Written by Noreen Burke
Investing.com – With the Federal Reserve likely to raise interest rates by half a percentage point at its next meeting on Wednesday, investors will be waiting for more information about the next steps it will take to combat accelerating inflation. The job market is another key part of the Fed’s mandate and Friday’s US jobs report is expected to show that job growth remained solid in April. Earnings will continue to flow as investors contemplate the worst month for stocks in more than two years. Meanwhile, the Bank of England is expected to raise interest rates for the fourth consecutive time, a day after the Federal Reserve did on Thursday. Here’s what you need to know to start your week.
Fed rate hike
With a half-percentage point increase in the Fed’s key rate already, investors will focus on cues from Fed Chair Jerome Powell at his post-meeting press conference about the future path for interest rates, and plans to trim its nearly $9 trillion balance sheet. and the Fed’s view of when inflation might peak.
Many investors and analysts believe the Fed will continue to surprise hawks as it tries to contain the worst inflation in four decades, raising fears that strong monetary tightening could lead to a recession.
Federal policy makers’ opinion on the continuation of the current pace of inflation will be key to future plans for monetary tightening.
“If the Fed continues to project high levels of inflation and doesn’t see any moderation going forward, that will be a concern for investors,” said Michael Aaron, chief financial analyst for Reuters Investments in State Street. Global Advisors, Reuters.
“It will mean the Federal Reserve will continue to raise interest rates and tighten monetary policy, which the market expects, but perhaps more aggressively.”
Nonfarm Employment Report
Friday’s non-farm payroll report is expected to show that the US economy added jobs in April, while the unemployment rate is expected to fall to . It should again show strong growth.

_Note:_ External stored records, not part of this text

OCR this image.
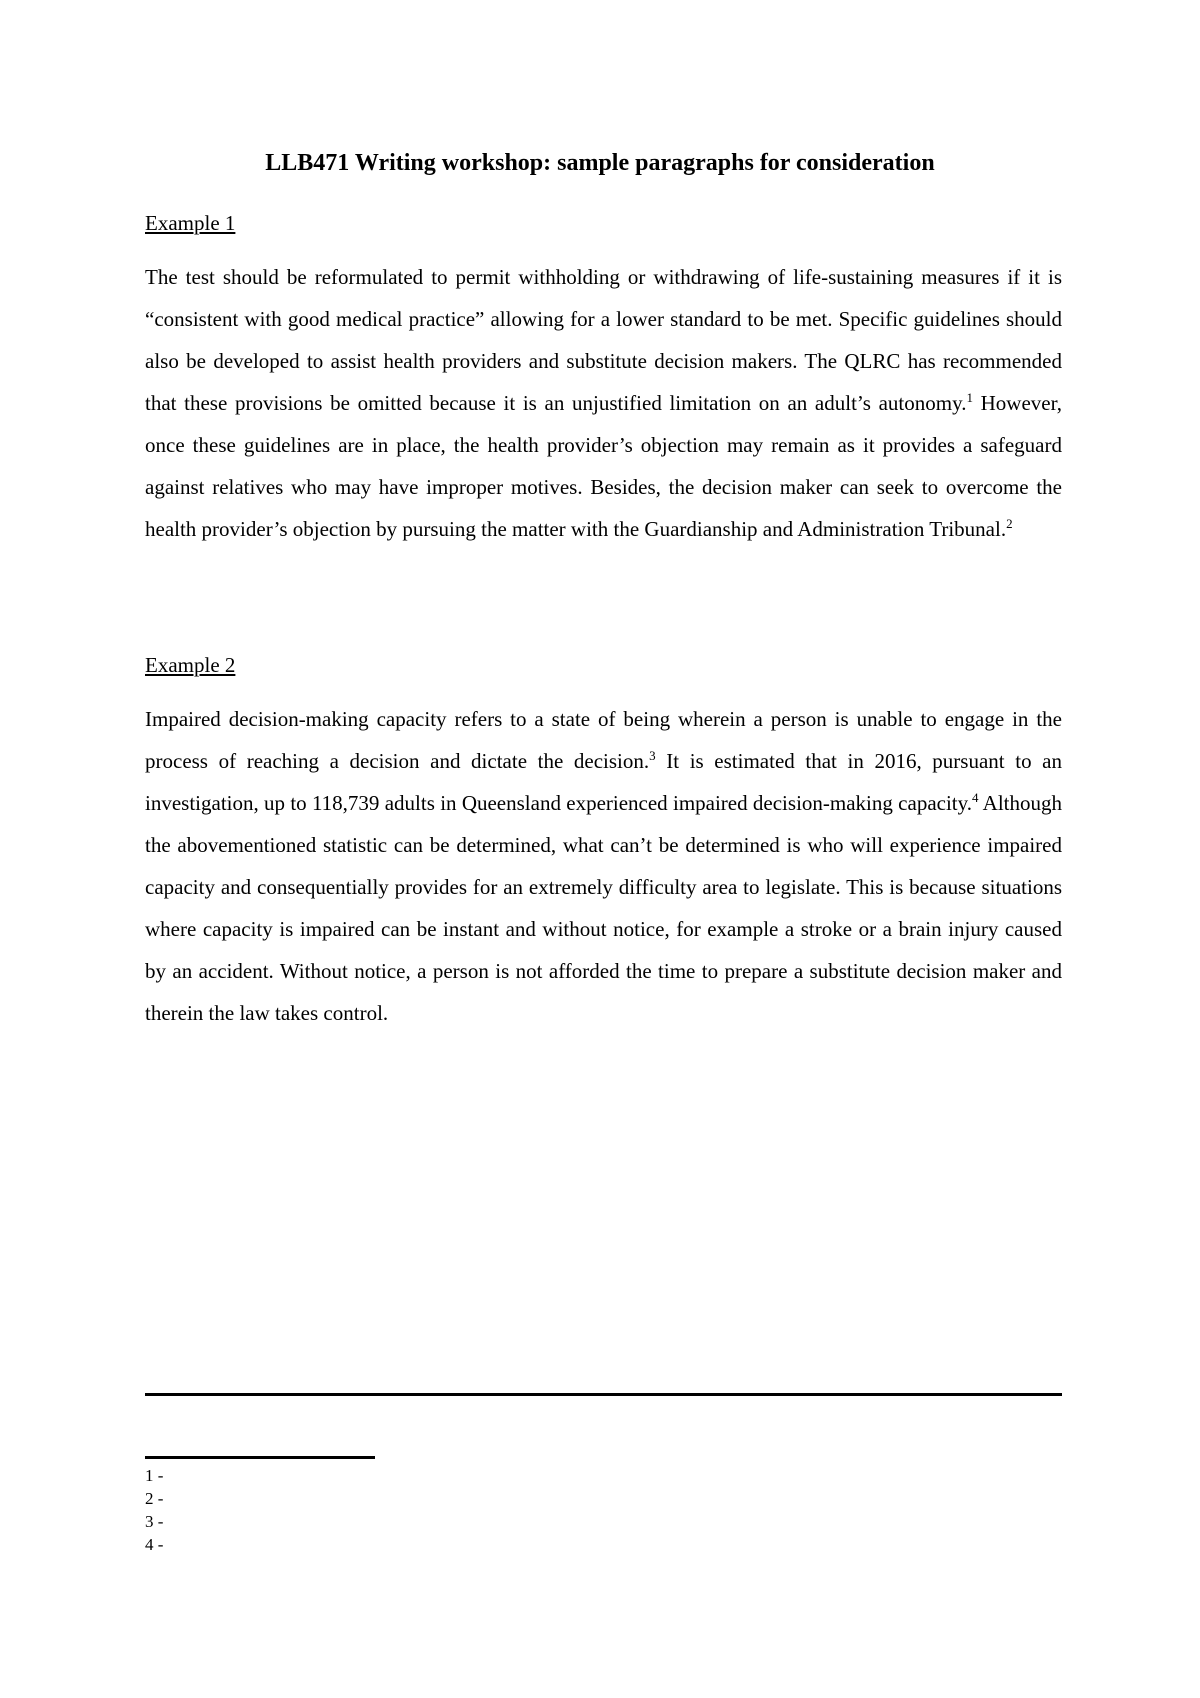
LLB471 Writing workshop: sample paragraphs for consideration
Example 1

The test should be reformulated to permit withholding or withdrawing of life-sustaining measures if it is “consistent with good medical practice” allowing for a lower standard to be met. Specific guidelines should also be developed to assist health providers and substitute decision makers. The QLRC has recommended that these provisions be omitted because it is an unjustified limitation on an adult’s autonomy.$^1$ However, once these guidelines are in place, the health provider’s objection may remain as it provides a safeguard against relatives who may have improper motives. Besides, the decision maker can seek to overcome the health provider’s objection by pursuing the matter with the Guardianship and Administration Tribunal.$^2$

Example 2

Impaired decision-making capacity refers to a state of being wherein a person is unable to engage in the process of reaching a decision and dictate the decision.$^3$ It is estimated that in 2016, pursuant to an investigation, up to 118,739 adults in Queensland experienced impaired decision-making capacity.$^4$ Although the abovementioned statistic can be determined, what can’t be determined is who will experience impaired capacity and consequentially provides for an extremely difficulty area to legislate. This is because situations where capacity is impaired can be instant and without notice, for example a stroke or a brain injury caused by an accident. Without notice, a person is not afforded the time to prepare a substitute decision maker and therein the law takes control.

1 -
2 -
3 -
4 -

The jobs report comes on the heels of data released last Thursday, which showed the US economy unexpectedly contracted in the first quarter, but that decline was largely due to a larger trade deficit due to increased imports and a slower pace of inventory buildup. Domestic demand remained strong, allaying fears of a recession.
But the outlook for the economy is still clouded by concerns about the economic impact of the war in Ukraine, rising bond yields, new coronavirus lockdowns in China that could hamper improvements in supply chains in global markets, and more aggressive monetary policy tightening by European countries. feed it.
Earnings season is set to follow up on reports from. (NYSE :), (NASDAQ :), (NASDAQ :), (NYSE :), among others.
April saw the index’s biggest monthly drop since the start of the coronavirus epidemic in early 2020, while the technology index posted its biggest monthly drop since the 2008 financial crisis.
Poor earnings results and concerns about the Fed’s tight monetary policy have hurt huge technology and growth stocks.
The decline accelerated Friday, with the S&P 500 down 3.6% – its biggest one-day drop since June 2020 – after the release of disappointing earnings and guidance by (NASDAQ:) sent shares of the e-commerce giant down 14%.
Besides the Fed’s April meeting and earnings and jobs report, the economic calendar includes several major economic reports over the next week, including the PMI and Monday and Wednesday, respectively. The strong results are likely to confirm the view that the economy will expand in the second quarter, keeping the Fed’s tightening plans on track.
The job vacancy report is due on Tuesday, followed the next day by the non-farm payroll numbers. The Labor Department will release the weekly report on Thursday, ahead of nonfarm payrolls data on Friday.
Bank of England meeting
The bank is expected to raise interest rates for the fourth time in a row when it meets on Thursday, a day after the Federal Reserve hike, which it has not seen since 1997.
Bank of England Governor Andrew Bailey said the bank was on a “very fine line” between cutting inflation, which is 7% more than triple its target, and preventing inflation and recession.
A quarter-point rise to 1% would fulfill a precondition for the Bank of England to start selling the bonds it holds.
Active bond selling may tighten monetary conditions, but it could hurt the ailing economy and no major central bank has started this process yet.